3. Auch die Voraussetzungen für die Zulassung der Revision wegen des Erfordernisses einer Rechtsfortbildung oder Rechtsvereinheitlichung gemäß § 115 Abs. 2 Nr. 2 FGO sind nicht erfüllt. Aus den vorstehenden Erwägungen ergibt sich, dass eine Entscheidung des BFH zu den von der Klägerin bezeichneten Rechtsfragen weder geboten ist, um Leitsätze für die Auslegung von Gesetzesbestimmungen aufzustellen oder Gesetzeslücken aufzufüllen, noch um künftige unterschiedliche Entscheidungen einer Rechtsfrage zu verhindern.

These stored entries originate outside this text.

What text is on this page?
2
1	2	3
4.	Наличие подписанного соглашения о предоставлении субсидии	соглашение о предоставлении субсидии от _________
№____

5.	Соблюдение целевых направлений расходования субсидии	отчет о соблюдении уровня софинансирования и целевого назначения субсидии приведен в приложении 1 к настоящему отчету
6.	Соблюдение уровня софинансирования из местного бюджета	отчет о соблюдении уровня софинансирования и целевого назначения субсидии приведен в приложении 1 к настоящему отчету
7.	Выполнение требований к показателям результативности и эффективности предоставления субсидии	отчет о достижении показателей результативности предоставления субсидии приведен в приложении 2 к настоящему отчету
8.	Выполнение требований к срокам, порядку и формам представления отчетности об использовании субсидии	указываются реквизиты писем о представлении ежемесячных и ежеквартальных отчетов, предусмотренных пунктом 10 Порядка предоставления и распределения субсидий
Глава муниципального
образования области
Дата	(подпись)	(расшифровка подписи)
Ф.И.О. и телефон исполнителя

Es kann diesbezüglich dahinstehen, ob die Rüge eines solchen Revisionszulassungsgrunds überhaupt ordnungsgemäß erhoben worden ist.
4. Schließlich kann auch offen bleiben, ob nach der Neufassung der Revisionszulassungsgründe durch das Zweite Gesetz zur Änderung der Finanzgerichtsordnung und anderer Gesetze vom 19. Dezember 2000 (BGBl I 2000, 1757) auch erhebliche Fehler eines FG bei der Auslegung revisiblen Rechts zur Zulassung führen können (vgl. dazu Senatsbeschluss in BFHE 196, 30, BStBl II 2001, 837) und welche Voraussetzungen ggf. an eine ordnungsgemäße Rüge eines solchen Fehlers zu stellen wären. Denn wie ausgeführt liegt ein solcher Fehler nicht vor. Das FG-Urteil beruht auf einer zutreffenden Auslegung des formellen und materiellen Rechts.